Which is utterly ridiculous. Hunting in a D&D world, if HP apply to everything and are objective, would be extremely difficult.

That issue is pretty much pure theorycraft, though. It's not something that ever comes up in actual play because the players are not deer hunters, they're adventurers. If you're not into the rules-as-physics, this is a non-issue.

But okay, sure. Lets say that there's a problem with that verisimilitude. There's a few reactions to this and I think all of them are acceptable:

  • Go With It: In this world of heroic fantasy, deer are pretty much all heroic, fantastic deer, so common hunters who are not fantasy heroes have to content themselves with smaller prey. Killing a deer in this heroic fantasy world is not something hunters regularly do. Venison is prized. Maybe those who hunt deer do so in groups (more attacks, more damage). Maybe they use traps. This is awesome because it makes everything legendary and amazing, and adds some interesting texture to the world.
  • Deer don't have that HP total: We can presume the ponies in the MM are more robust than a common deer (deer being gracile, wild animals, ponies being domesticated laborers). Deer might be 1 HD animals (4 hp), possibly even with a CON penalty. Ponies are hardier. Part of why they make better pack animals. This is awesome because it gives some meaningful distinction between creatures you might encounter in the game.
  • NPC's have special abilities, too: Even without an ability score bonus (presuming all 10's), there's no reason to presume that an NPC hunter has no special skill. Perhaps NPC hunters have something like a ranger's Favored Enemy, and/or maybe something like the rogue's Sneak Attack. Perhaps they have some other ability that induces a bleed. Or maybe they make special arrows that deal ongoing damage. This is awesome because it means the world doesn't live just for the PC's and their experience, and builds out elements of the world that interface with them -- sure, you could get a +5 damage bonus vs. deer, if you wanted, but it's very specific. Maybe you could get your hands on those arrows -- sure would be useful!
  • Use the Proper Rules: A hunter can kill a deer with a DC 10ish (maybe 12, 14) Survival check, which gives them enough food for themselves for a day. 12 or 14 because deer are kind of big and might provide enough food for a few folks. They don't need to roll attacks and damage because those rules aren't for hunting, they're for fighting. If a rampaging deer was coming at you with antlers bared and hooves glinting with blood in the moonlight, we're talking about a different kind of event than if a deer is trying to eat some grass or get a mate and some guy sneaks up on him and shoots him in the back.
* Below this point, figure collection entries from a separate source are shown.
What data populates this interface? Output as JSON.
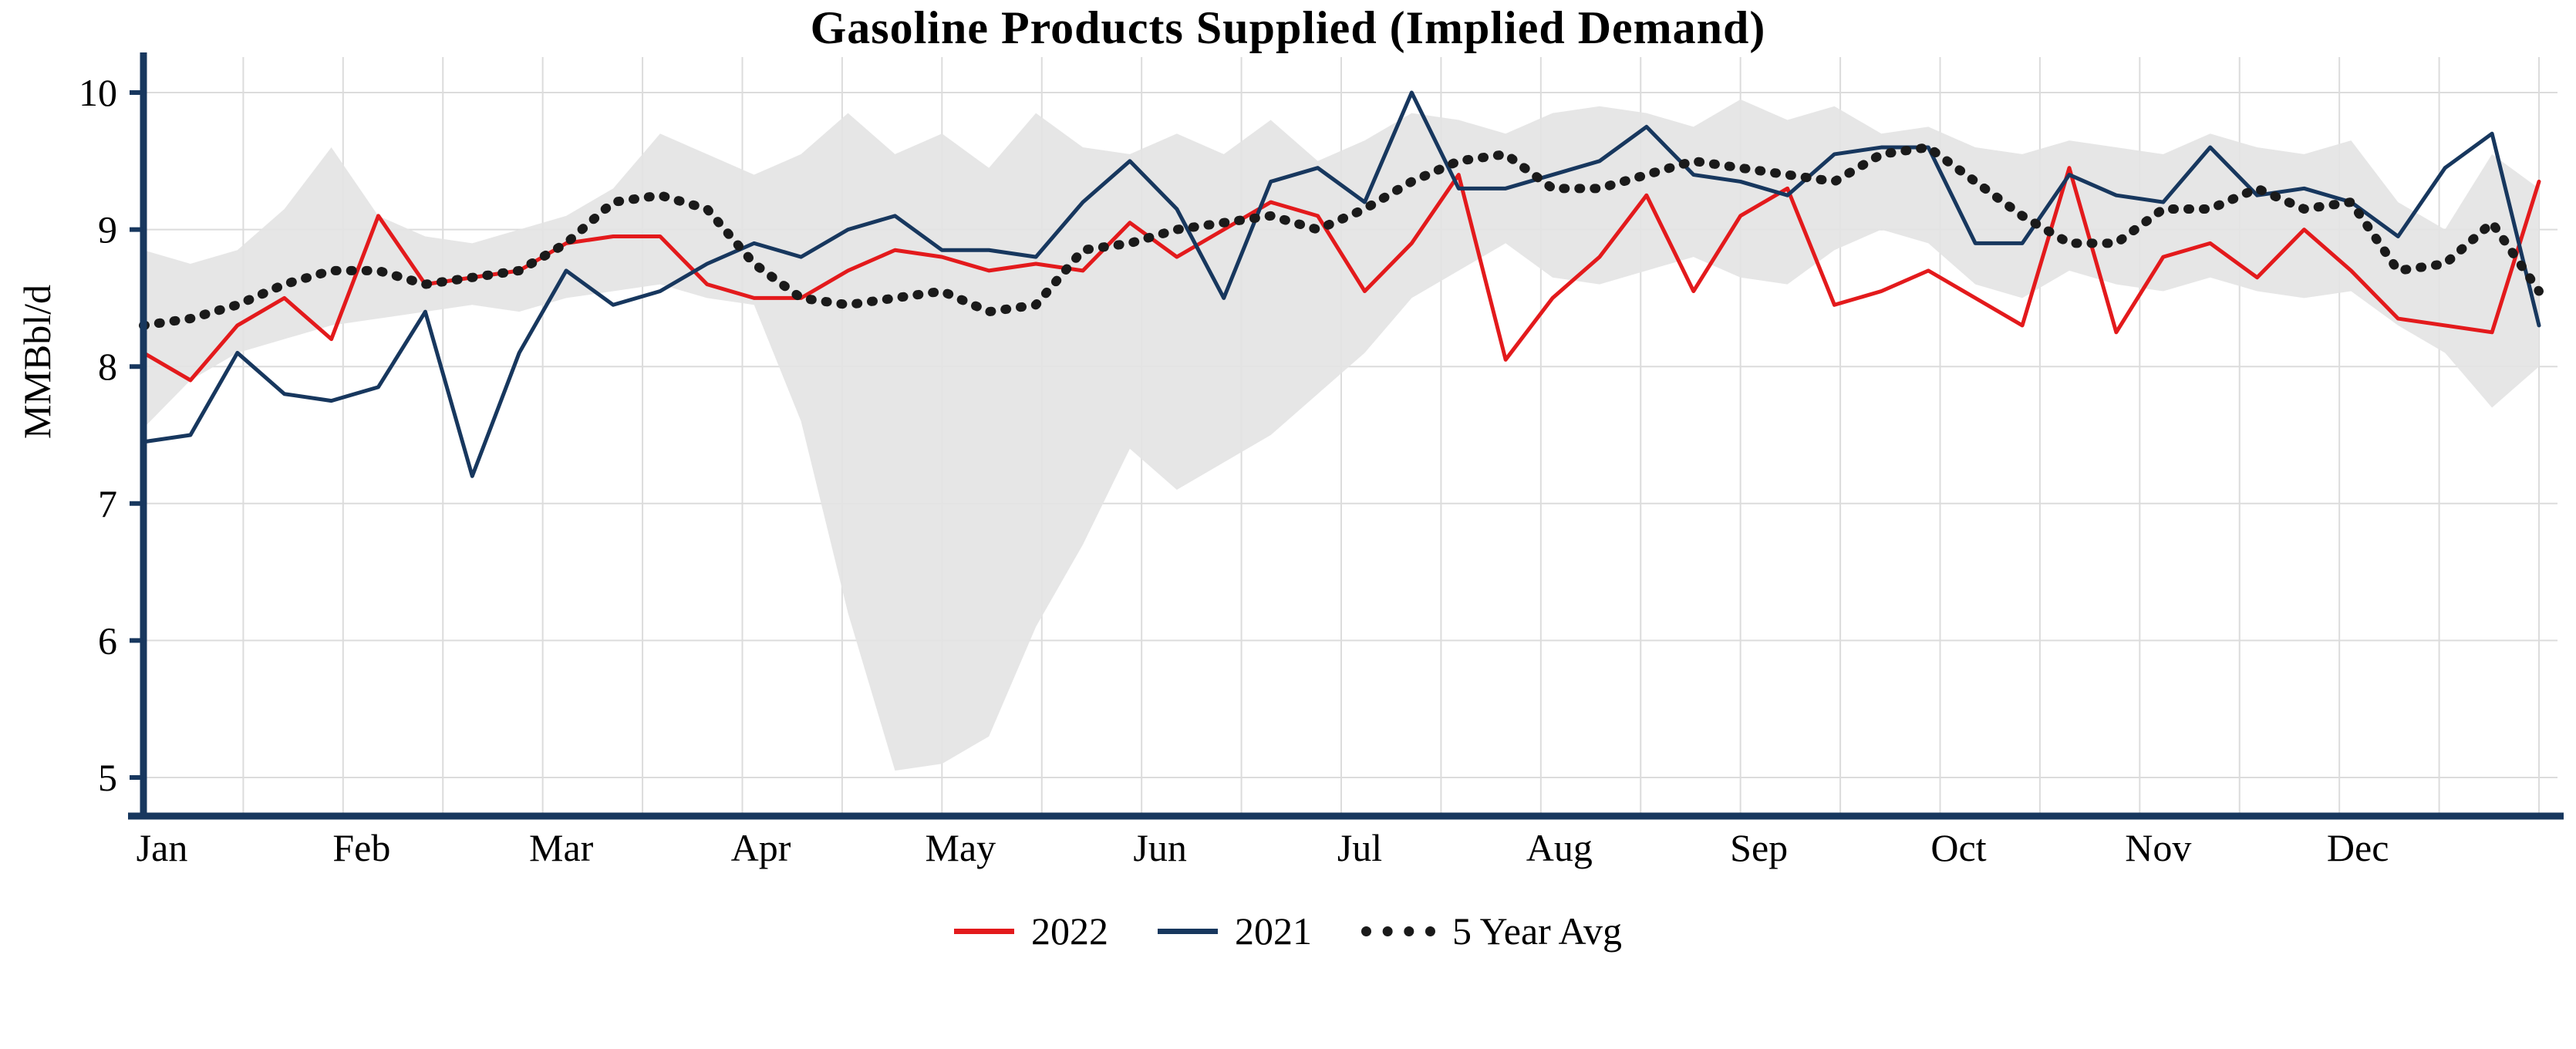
{
  "chart_data": {
    "type": "line",
    "title": "Gasoline Products Supplied (Implied Demand)",
    "ylabel": "MMBbl/d",
    "ylim": [
      5,
      10
    ],
    "yticks": [
      5,
      6,
      7,
      8,
      9,
      10
    ],
    "grid": true,
    "legend_position": "bottom",
    "months": [
      "Jan",
      "Feb",
      "Mar",
      "Apr",
      "May",
      "Jun",
      "Jul",
      "Aug",
      "Sep",
      "Oct",
      "Nov",
      "Dec"
    ],
    "series": [
      {
        "name": "2022",
        "color": "#e31a1c",
        "style": "solid",
        "values": [
          8.1,
          7.9,
          8.3,
          8.5,
          8.2,
          9.1,
          8.6,
          8.65,
          8.7,
          8.9,
          8.95,
          8.95,
          8.6,
          8.5,
          8.5,
          8.7,
          8.85,
          8.8,
          8.7,
          8.75,
          8.7,
          9.05,
          8.8,
          9.0,
          9.2,
          9.1,
          8.55,
          8.9,
          9.4,
          8.05,
          8.5,
          8.8,
          9.25,
          8.55,
          9.1,
          9.3,
          8.45,
          8.55,
          8.7,
          8.5,
          8.3,
          9.45,
          8.25,
          8.8,
          8.9,
          8.65,
          9.0,
          8.7,
          8.35,
          8.3,
          8.25,
          9.35
        ]
      },
      {
        "name": "2021",
        "color": "#17375e",
        "style": "solid",
        "values": [
          7.45,
          7.5,
          8.1,
          7.8,
          7.75,
          7.85,
          8.4,
          7.2,
          8.1,
          8.7,
          8.45,
          8.55,
          8.75,
          8.9,
          8.8,
          9.0,
          9.1,
          8.85,
          8.85,
          8.8,
          9.2,
          9.5,
          9.15,
          8.5,
          9.35,
          9.45,
          9.2,
          10.0,
          9.3,
          9.3,
          9.4,
          9.5,
          9.75,
          9.4,
          9.35,
          9.25,
          9.55,
          9.6,
          9.6,
          8.9,
          8.9,
          9.4,
          9.25,
          9.2,
          9.6,
          9.25,
          9.3,
          9.2,
          8.95,
          9.45,
          9.7,
          8.3
        ]
      },
      {
        "name": "5 Year Avg",
        "color": "#1a1a1a",
        "style": "dotted",
        "values": [
          8.3,
          8.35,
          8.45,
          8.6,
          8.7,
          8.7,
          8.6,
          8.65,
          8.7,
          8.9,
          9.2,
          9.25,
          9.15,
          8.75,
          8.5,
          8.45,
          8.5,
          8.55,
          8.4,
          8.45,
          8.85,
          8.9,
          9.0,
          9.05,
          9.1,
          9.0,
          9.15,
          9.35,
          9.5,
          9.55,
          9.3,
          9.3,
          9.4,
          9.5,
          9.45,
          9.4,
          9.35,
          9.55,
          9.6,
          9.35,
          9.1,
          8.9,
          8.9,
          9.15,
          9.15,
          9.3,
          9.15,
          9.2,
          8.7,
          8.75,
          9.05,
          8.55
        ]
      }
    ],
    "band": {
      "name": "5-year-range",
      "color": "#e3e3e3",
      "upper": [
        8.85,
        8.75,
        8.85,
        9.15,
        9.6,
        9.1,
        8.95,
        8.9,
        9.0,
        9.1,
        9.3,
        9.7,
        9.55,
        9.4,
        9.55,
        9.85,
        9.55,
        9.7,
        9.45,
        9.85,
        9.6,
        9.55,
        9.7,
        9.55,
        9.8,
        9.5,
        9.65,
        9.85,
        9.8,
        9.7,
        9.85,
        9.9,
        9.85,
        9.75,
        9.95,
        9.8,
        9.9,
        9.7,
        9.75,
        9.6,
        9.55,
        9.65,
        9.6,
        9.55,
        9.7,
        9.6,
        9.55,
        9.65,
        9.2,
        9.0,
        9.55,
        9.3
      ],
      "lower": [
        7.55,
        7.9,
        8.1,
        8.2,
        8.3,
        8.35,
        8.4,
        8.45,
        8.4,
        8.5,
        8.55,
        8.6,
        8.5,
        8.45,
        7.6,
        6.2,
        5.05,
        5.1,
        5.3,
        6.1,
        6.7,
        7.4,
        7.1,
        7.3,
        7.5,
        7.8,
        8.1,
        8.5,
        8.7,
        8.9,
        8.65,
        8.6,
        8.7,
        8.8,
        8.65,
        8.6,
        8.85,
        9.0,
        8.9,
        8.6,
        8.5,
        8.7,
        8.6,
        8.55,
        8.65,
        8.55,
        8.5,
        8.55,
        8.3,
        8.1,
        7.7,
        8.0
      ]
    },
    "axis_color": "#17375e",
    "grid_color": "#dcdcdc"
  }
}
One is handled with combat rules, the other is handled using the rules for "getting along in the wilderness"

None of which is really even needed to enjoy a game of D&D, if you just accept the initial proposition that the numbers aren't the absolute physics of the world and that the rules for what happens offscreen don't matter a great deal.

Hussar said:
OTOH, if HP are a meta-game construct which only really applies to events that the game concerns itself with - high adventure, buckling your swashes - then this stops being a problem

Which is fine, too. Personally, I find that diminishes my feeling of high adventure, because then what my character feels and what I feel are in conflict, rather than in harmony as representing heroic fantasy heroes. I feel like a dude with Asperger's at a party: always aware of the rules on display, never able to just feel them. And that's less fun for me.

Others ain't got that hang-up, though.